Buttercream and FondantSeptember 21, 2011
I was at a wedding last weekend and the cake was delicious. Thanks goodness, as it was my brother’s wedding and he was staring at me when I took a bite hoping I approved. It was a white cake with a raspberry filling. The vanilla butter cream had a good balance of flavors. Buttercream that tastes like you’re eating a stick of butter is not fun. That’s when you eat around the frosting and quietly put your plate aside with a napkin on top to cover up what you didn’t eat. To help counteract that problem and give buttercream more depth of flavor I use a trick I picked up years ago from Rose Beranbaum- stir in some melted and cooled white chocolate at the end. There isn’t so much white chocolate that you taste it but it gives better flavor overall.

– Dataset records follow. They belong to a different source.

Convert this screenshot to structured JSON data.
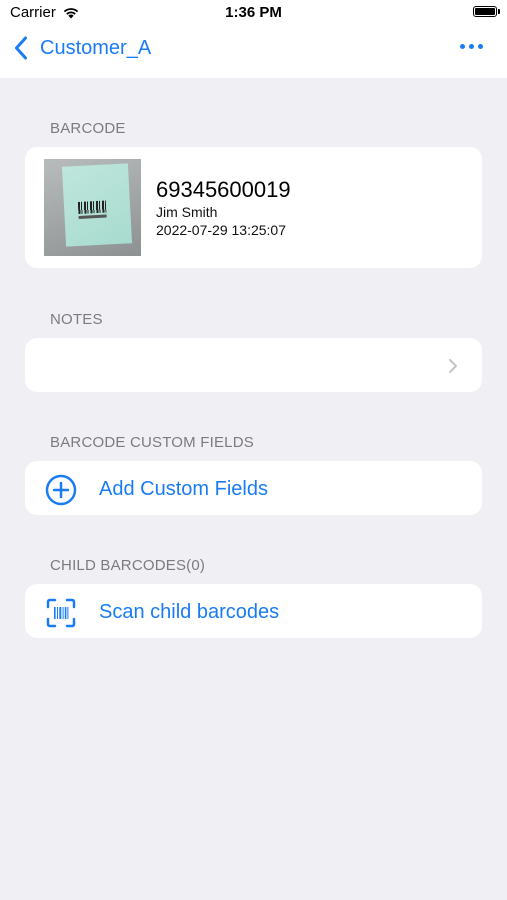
{
  "status_bar": {
    "carrier": "Carrier",
    "time": "1:36 PM"
  },
  "nav": {
    "back_label": "Customer_A",
    "more_icon": "ellipsis-icon"
  },
  "sections": {
    "barcode": {
      "header": "BARCODE",
      "value": "69345600019",
      "user": "Jim Smith",
      "timestamp": "2022-07-29 13:25:07"
    },
    "notes": {
      "header": "NOTES",
      "value": ""
    },
    "custom_fields": {
      "header": "BARCODE CUSTOM FIELDS",
      "action_label": "Add Custom Fields",
      "icon": "plus-circle-icon"
    },
    "child_barcodes": {
      "header": "CHILD BARCODES(0)",
      "action_label": "Scan child barcodes",
      "icon": "barcode-scan-icon"
    }
  },
  "colors": {
    "accent": "#1a7cf5",
    "background": "#efeff4",
    "card": "#ffffff",
    "section_header": "#7b7b80"
  }
}
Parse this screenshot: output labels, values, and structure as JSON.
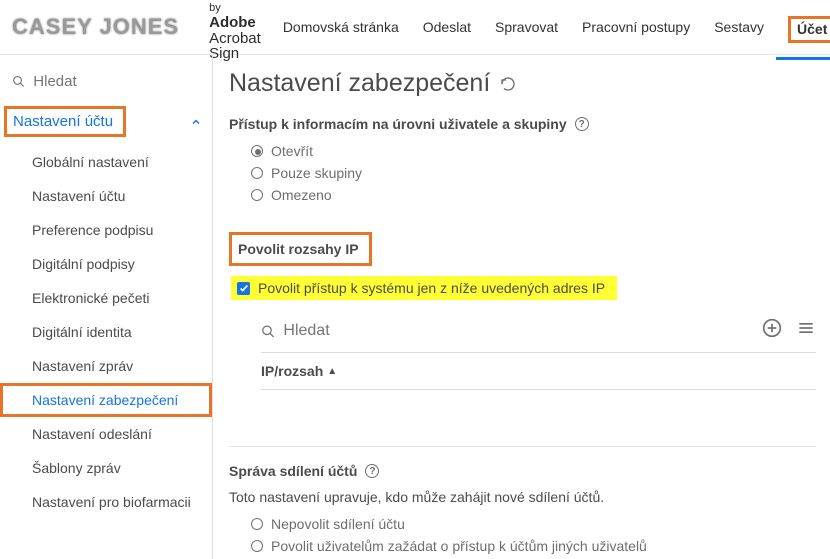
{
  "logo_text": "CASEY JONES",
  "powered_by": {
    "prefix": "Powered by",
    "brand": "Adobe",
    "product": "Acrobat Sign"
  },
  "topnav": {
    "items": [
      {
        "label": "Domovská stránka"
      },
      {
        "label": "Odeslat"
      },
      {
        "label": "Spravovat"
      },
      {
        "label": "Pracovní postupy"
      },
      {
        "label": "Sestavy"
      },
      {
        "label": "Účet",
        "active": true
      }
    ]
  },
  "sidebar": {
    "search_placeholder": "Hledat",
    "section_header": "Nastavení účtu",
    "items": [
      {
        "label": "Globální nastavení"
      },
      {
        "label": "Nastavení účtu"
      },
      {
        "label": "Preference podpisu"
      },
      {
        "label": "Digitální podpisy"
      },
      {
        "label": "Elektronické pečeti"
      },
      {
        "label": "Digitální identita"
      },
      {
        "label": "Nastavení zpráv"
      },
      {
        "label": "Nastavení zabezpečení",
        "selected": true
      },
      {
        "label": "Nastavení odeslání"
      },
      {
        "label": "Šablony zpráv"
      },
      {
        "label": "Nastavení pro biofarmacii"
      }
    ]
  },
  "page": {
    "title": "Nastavení zabezpečení",
    "access_section": {
      "label": "Přístup k informacím na úrovni uživatele a skupiny",
      "options": [
        {
          "label": "Otevřít",
          "checked": true
        },
        {
          "label": "Pouze skupiny",
          "checked": false
        },
        {
          "label": "Omezeno",
          "checked": false
        }
      ]
    },
    "ip_section": {
      "header": "Povolit rozsahy IP",
      "checkbox_label": "Povolit přístup k systému jen z níže uvedených adres IP",
      "search_placeholder": "Hledat",
      "column_header": "IP/rozsah"
    },
    "share_section": {
      "header": "Správa sdílení účtů",
      "description": "Toto nastavení upravuje, kdo může zahájit nové sdílení účtů.",
      "options": [
        {
          "label": "Nepovolit sdílení účtu",
          "checked": false
        },
        {
          "label": "Povolit uživatelům zažádat o přístup k účtům jiných uživatelů",
          "checked": false
        }
      ]
    }
  }
}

Rolled Fondant is also frequently used on wedding cakes. Most pastry chefs buy it and dye it the desired color but some make it from scratch out of sugar, corn syrup, glycerine and gelatin. I did it a couple of times but it wasn’t worth the time. I wish someone would figure out how to make it taste good. Some brands are definitely better than others but for me it always tastes like wet cardboard. A talented pastry chef can make impressively beautiful and creative cakes with fondant. A pastry chef’s technical skills is important as there should be a thin layer covering the cake and it should lie flat over the cake without any wrinkles. As much as I am in awe of these cakes, give me frosting over fondant any day.